Concurrency really matters for SQL Data Warehouse workloads! There is a lot of talk about what you really need to have an analytics-driven organization when it comes to the underlying data platform, which will need to serve all of your data to all of your users.
The need for a server that is capable of serving in-house Data and that of users has been a concern for organizations. Do you need to store data in tables or files? What you need is something that stores data in these two cases while being able to deliver high performance on lots of data. Snowflakes are the single platform that keeps both lake-use data and warehousing workloads that need high concurrency.
Why do you need concurrency? A typical BI dashboard that most users use today to look at their data. One dashboard on BI has 12 visuals (8 charts and 4 KPIs). This means every time a user clicks and selects a piece of data, and this tool will send 12 simultaneous queries to the underlying data platform. This jam packs all the data at once, confusing the data analysts. The introduction of concurrency on a modern cloud data platform like Snowflake, which can easily run your data warehousing, Data Lake, and data engineering & to such databases, will aid the separation of the data and also affect data cleaning before delivering it to the database.
I did a test for my personal education to understand where these technologies stand in terms of serving Ad-hoc BI and reporting workloads. I will be comparing the speed, variation in Nodes used, and timing of Snowflake to Lakehouse and Snowflake to Ad-hoc BI.
I will be giving a short analysis of the results, starting with Snowflake.

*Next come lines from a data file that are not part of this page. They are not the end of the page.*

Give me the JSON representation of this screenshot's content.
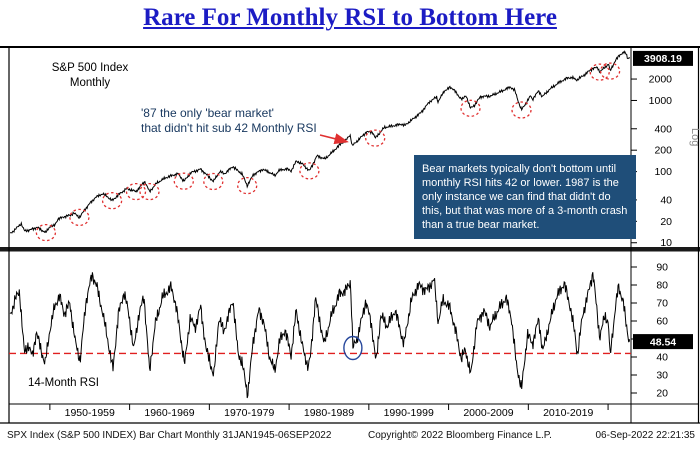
{
  "title": "Rare For Monthly RSI to Bottom Here",
  "price_panel": {
    "label_line1": "S&P 500 Index",
    "label_line2": "Monthly",
    "scale_label": "Log",
    "note_line1": "'87 the only 'bear market'",
    "note_line2": "that didn't hit sub 42 Monthly RSI",
    "callout": "Bear markets typically don't bottom until monthly RSI hits 42 or lower. 1987 is the only instance we can find that didn't do this, but that was more of a 3-month crash than a true bear market.",
    "last_value_label": "3908.19"
  },
  "rsi_panel": {
    "label": "14-Month RSI",
    "last_value_label": "48.54"
  },
  "footer": {
    "left": "SPX Index (S&P 500 INDEX) Bar Chart Monthly 31JAN1945-06SEP2022",
    "center": "Copyright© 2022 Bloomberg Finance L.P.",
    "right": "06-Sep-2022 22:21:35"
  },
  "colors": {
    "title_blue": "#1c1cc4",
    "callout_bg": "#1f4e79",
    "note_text": "#17375e",
    "annotation_red": "#e03030",
    "threshold_red": "#e02020",
    "circle_blue": "#27489c",
    "line_black": "#000000"
  },
  "xaxis": {
    "decade_ticks": [
      1950,
      1960,
      1970,
      1980,
      1990,
      2000,
      2010,
      2020
    ],
    "decade_labels": [
      "1950-1959",
      "1960-1969",
      "1970-1979",
      "1980-1989",
      "1990-1999",
      "2000-2009",
      "2010-2019"
    ]
  },
  "chart_data": [
    {
      "type": "line",
      "name": "S&P 500 Index Monthly",
      "yscale": "log",
      "x_range": [
        1945,
        2022.75
      ],
      "ylim": [
        9,
        4800
      ],
      "yticks": [
        2000,
        1000,
        400,
        200,
        100,
        40,
        20,
        10
      ],
      "last_value": 3908.19,
      "arrow_target_year": 1987.92,
      "bear_bottom_circle_years": [
        1949.5,
        1953.7,
        1957.8,
        1960.8,
        1962.5,
        1966.8,
        1970.5,
        1974.75,
        1982.55,
        1990.8,
        2002.75,
        2009.15,
        2018.95,
        2020.25
      ],
      "points": [
        [
          1945.0,
          13.4
        ],
        [
          1945.6,
          15.2
        ],
        [
          1946.4,
          18.6
        ],
        [
          1946.8,
          14.7
        ],
        [
          1947.5,
          15.1
        ],
        [
          1948.4,
          16.5
        ],
        [
          1948.9,
          15.2
        ],
        [
          1949.5,
          13.9
        ],
        [
          1950.0,
          16.9
        ],
        [
          1950.55,
          17.3
        ],
        [
          1951.0,
          21.4
        ],
        [
          1951.8,
          23.3
        ],
        [
          1952.6,
          24.5
        ],
        [
          1953.0,
          26.2
        ],
        [
          1953.7,
          22.7
        ],
        [
          1954.4,
          29.2
        ],
        [
          1955.0,
          35.6
        ],
        [
          1955.7,
          43.2
        ],
        [
          1956.6,
          48.8
        ],
        [
          1957.2,
          44.7
        ],
        [
          1957.8,
          39.0
        ],
        [
          1958.6,
          47.2
        ],
        [
          1959.6,
          57.5
        ],
        [
          1960.2,
          55.3
        ],
        [
          1960.8,
          52.3
        ],
        [
          1961.9,
          72.6
        ],
        [
          1962.5,
          52.3
        ],
        [
          1963.4,
          69.1
        ],
        [
          1964.5,
          81.7
        ],
        [
          1965.4,
          89.0
        ],
        [
          1966.1,
          93.3
        ],
        [
          1966.8,
          73.2
        ],
        [
          1967.7,
          96.7
        ],
        [
          1968.9,
          108.4
        ],
        [
          1969.6,
          92.1
        ],
        [
          1970.5,
          72.7
        ],
        [
          1971.3,
          100.3
        ],
        [
          1971.9,
          93.2
        ],
        [
          1972.95,
          118.1
        ],
        [
          1973.5,
          104.3
        ],
        [
          1974.1,
          93.2
        ],
        [
          1974.75,
          63.5
        ],
        [
          1975.5,
          90.2
        ],
        [
          1976.7,
          107.8
        ],
        [
          1977.8,
          94.3
        ],
        [
          1978.2,
          87.0
        ],
        [
          1978.7,
          103.9
        ],
        [
          1979.7,
          109.3
        ],
        [
          1980.25,
          102.1
        ],
        [
          1980.9,
          140.5
        ],
        [
          1981.6,
          129.6
        ],
        [
          1982.55,
          102.4
        ],
        [
          1983.5,
          166.1
        ],
        [
          1984.5,
          150.6
        ],
        [
          1985.5,
          191.8
        ],
        [
          1986.6,
          252.9
        ],
        [
          1987.1,
          274.1
        ],
        [
          1987.65,
          329.8
        ],
        [
          1987.92,
          230.3
        ],
        [
          1988.5,
          266.7
        ],
        [
          1989.7,
          359.8
        ],
        [
          1990.45,
          361.2
        ],
        [
          1990.8,
          295.5
        ],
        [
          1991.95,
          417.1
        ],
        [
          1993.0,
          438.8
        ],
        [
          1994.1,
          466.4
        ],
        [
          1994.5,
          444.3
        ],
        [
          1995.5,
          544.8
        ],
        [
          1996.5,
          670.6
        ],
        [
          1997.6,
          954.3
        ],
        [
          1998.5,
          1120.7
        ],
        [
          1998.67,
          957.3
        ],
        [
          1999.5,
          1372.7
        ],
        [
          2000.2,
          1527.5
        ],
        [
          2000.65,
          1436.5
        ],
        [
          2001.2,
          1160.3
        ],
        [
          2001.73,
          1040.9
        ],
        [
          2002.2,
          1170.3
        ],
        [
          2002.75,
          776.8
        ],
        [
          2003.2,
          848.2
        ],
        [
          2004.0,
          1131.1
        ],
        [
          2005.3,
          1156.9
        ],
        [
          2006.3,
          1294.9
        ],
        [
          2007.75,
          1549.4
        ],
        [
          2008.3,
          1385.6
        ],
        [
          2008.85,
          896.2
        ],
        [
          2009.15,
          735.1
        ],
        [
          2010.3,
          1169.4
        ],
        [
          2010.5,
          1030.7
        ],
        [
          2011.3,
          1363.6
        ],
        [
          2011.75,
          1131.4
        ],
        [
          2012.7,
          1440.7
        ],
        [
          2013.9,
          1805.8
        ],
        [
          2014.9,
          2067.6
        ],
        [
          2015.4,
          2107.4
        ],
        [
          2016.1,
          1940.2
        ],
        [
          2017.0,
          2278.9
        ],
        [
          2018.05,
          2823.8
        ],
        [
          2018.7,
          2901.5
        ],
        [
          2018.95,
          2506.9
        ],
        [
          2019.9,
          3140.9
        ],
        [
          2020.1,
          3225.5
        ],
        [
          2020.25,
          2584.6
        ],
        [
          2020.9,
          3621.6
        ],
        [
          2021.5,
          4395.3
        ],
        [
          2021.95,
          4766.2
        ],
        [
          2022.3,
          4530.4
        ],
        [
          2022.45,
          3785.4
        ],
        [
          2022.55,
          4130.3
        ],
        [
          2022.67,
          3908.19
        ]
      ]
    },
    {
      "type": "line",
      "name": "14-Month RSI",
      "yscale": "linear",
      "x_range": [
        1945,
        2022.75
      ],
      "ylim": [
        15,
        95
      ],
      "yticks": [
        90,
        80,
        70,
        60,
        50,
        40,
        30,
        20
      ],
      "threshold": 42,
      "last_value": 48.54,
      "highlight_circle_year": 1988.0,
      "points": [
        [
          1945.0,
          62
        ],
        [
          1945.6,
          72
        ],
        [
          1946.2,
          76
        ],
        [
          1946.8,
          42
        ],
        [
          1947.3,
          47
        ],
        [
          1947.8,
          40
        ],
        [
          1948.3,
          54
        ],
        [
          1948.9,
          44
        ],
        [
          1949.4,
          36
        ],
        [
          1950.0,
          55
        ],
        [
          1950.6,
          68
        ],
        [
          1951.2,
          74
        ],
        [
          1951.8,
          64
        ],
        [
          1952.5,
          70
        ],
        [
          1953.2,
          48
        ],
        [
          1953.8,
          38
        ],
        [
          1954.5,
          70
        ],
        [
          1955.3,
          86
        ],
        [
          1955.9,
          79
        ],
        [
          1956.5,
          67
        ],
        [
          1957.2,
          51
        ],
        [
          1957.9,
          33
        ],
        [
          1958.6,
          64
        ],
        [
          1959.3,
          76
        ],
        [
          1959.9,
          64
        ],
        [
          1960.5,
          44
        ],
        [
          1961.1,
          62
        ],
        [
          1961.8,
          74
        ],
        [
          1962.5,
          32
        ],
        [
          1963.2,
          58
        ],
        [
          1964.1,
          73
        ],
        [
          1965.2,
          79
        ],
        [
          1965.8,
          69
        ],
        [
          1966.3,
          54
        ],
        [
          1966.9,
          36
        ],
        [
          1967.6,
          62
        ],
        [
          1968.2,
          56
        ],
        [
          1968.9,
          68
        ],
        [
          1969.6,
          44
        ],
        [
          1970.0,
          39
        ],
        [
          1970.55,
          29
        ],
        [
          1971.2,
          62
        ],
        [
          1971.8,
          54
        ],
        [
          1972.4,
          63
        ],
        [
          1972.95,
          72
        ],
        [
          1973.6,
          42
        ],
        [
          1974.1,
          37
        ],
        [
          1974.8,
          19
        ],
        [
          1975.5,
          49
        ],
        [
          1976.2,
          66
        ],
        [
          1976.8,
          60
        ],
        [
          1977.5,
          41
        ],
        [
          1978.2,
          32
        ],
        [
          1978.8,
          49
        ],
        [
          1979.5,
          55
        ],
        [
          1980.25,
          41
        ],
        [
          1980.9,
          66
        ],
        [
          1981.6,
          47
        ],
        [
          1982.4,
          34
        ],
        [
          1982.7,
          41
        ],
        [
          1983.3,
          73
        ],
        [
          1984.4,
          47
        ],
        [
          1985.3,
          63
        ],
        [
          1986.3,
          75
        ],
        [
          1987.1,
          77
        ],
        [
          1987.7,
          82
        ],
        [
          1988.0,
          45
        ],
        [
          1988.6,
          51
        ],
        [
          1989.6,
          71
        ],
        [
          1990.3,
          59
        ],
        [
          1990.9,
          37
        ],
        [
          1991.5,
          63
        ],
        [
          1992.3,
          57
        ],
        [
          1993.3,
          66
        ],
        [
          1994.4,
          47
        ],
        [
          1995.3,
          71
        ],
        [
          1996.2,
          80
        ],
        [
          1997.2,
          77
        ],
        [
          1998.2,
          83
        ],
        [
          1998.7,
          59
        ],
        [
          1999.3,
          72
        ],
        [
          2000.2,
          67
        ],
        [
          2000.9,
          54
        ],
        [
          2001.6,
          39
        ],
        [
          2002.1,
          44
        ],
        [
          2002.8,
          30
        ],
        [
          2003.5,
          58
        ],
        [
          2004.4,
          66
        ],
        [
          2005.2,
          57
        ],
        [
          2006.2,
          66
        ],
        [
          2007.2,
          73
        ],
        [
          2007.9,
          61
        ],
        [
          2008.5,
          36
        ],
        [
          2009.15,
          22
        ],
        [
          2009.9,
          53
        ],
        [
          2010.5,
          47
        ],
        [
          2011.3,
          61
        ],
        [
          2011.8,
          43
        ],
        [
          2012.5,
          56
        ],
        [
          2013.5,
          73
        ],
        [
          2014.5,
          81
        ],
        [
          2015.3,
          67
        ],
        [
          2015.9,
          51
        ],
        [
          2016.15,
          41
        ],
        [
          2016.8,
          63
        ],
        [
          2017.6,
          77
        ],
        [
          2018.1,
          87
        ],
        [
          2018.95,
          51
        ],
        [
          2019.6,
          63
        ],
        [
          2020.05,
          59
        ],
        [
          2020.25,
          40
        ],
        [
          2020.9,
          67
        ],
        [
          2021.3,
          79
        ],
        [
          2021.9,
          71
        ],
        [
          2022.3,
          57
        ],
        [
          2022.67,
          48.54
        ]
      ]
    }
  ]
}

Snowflake was two times faster than Lakehouse while using half the computer. Snowflake, in less than thirty seconds to meet demand, uses one node. At the end of the test, Snowflake completed this test using a total of 4 nodes. While Lakehouse completed this test using eight nodes + 1 driver node. The result shows that Snowflake is faster and consumes less computing than Lakehouse. This also means that when data is gathered, it will be delivered to the database by Snowflake in a more concise format. Snowflake was able to recognize a high concurrency demand very quickly and address it by instantly adding additional clusters, while the Data lake SQL warehouse workload looks much looks much slower to respond to the requirement for higher concurrency where the response is limited
In deciding which to go for, the choice is yours, as there is Snowflake, where everything works perfectly, and all data is secured & encrypted by default, and there is no configuration or maintenance required. With a lake house architecture, heavy concurrent workloads will result in substantially slower and inconsistent performance. I conducted the test using two tables as used by companies using ad-hoc BI. There were 200 million rows and 4000 rows of customers. I then loaded the data at the same time and in the same way on both platforms.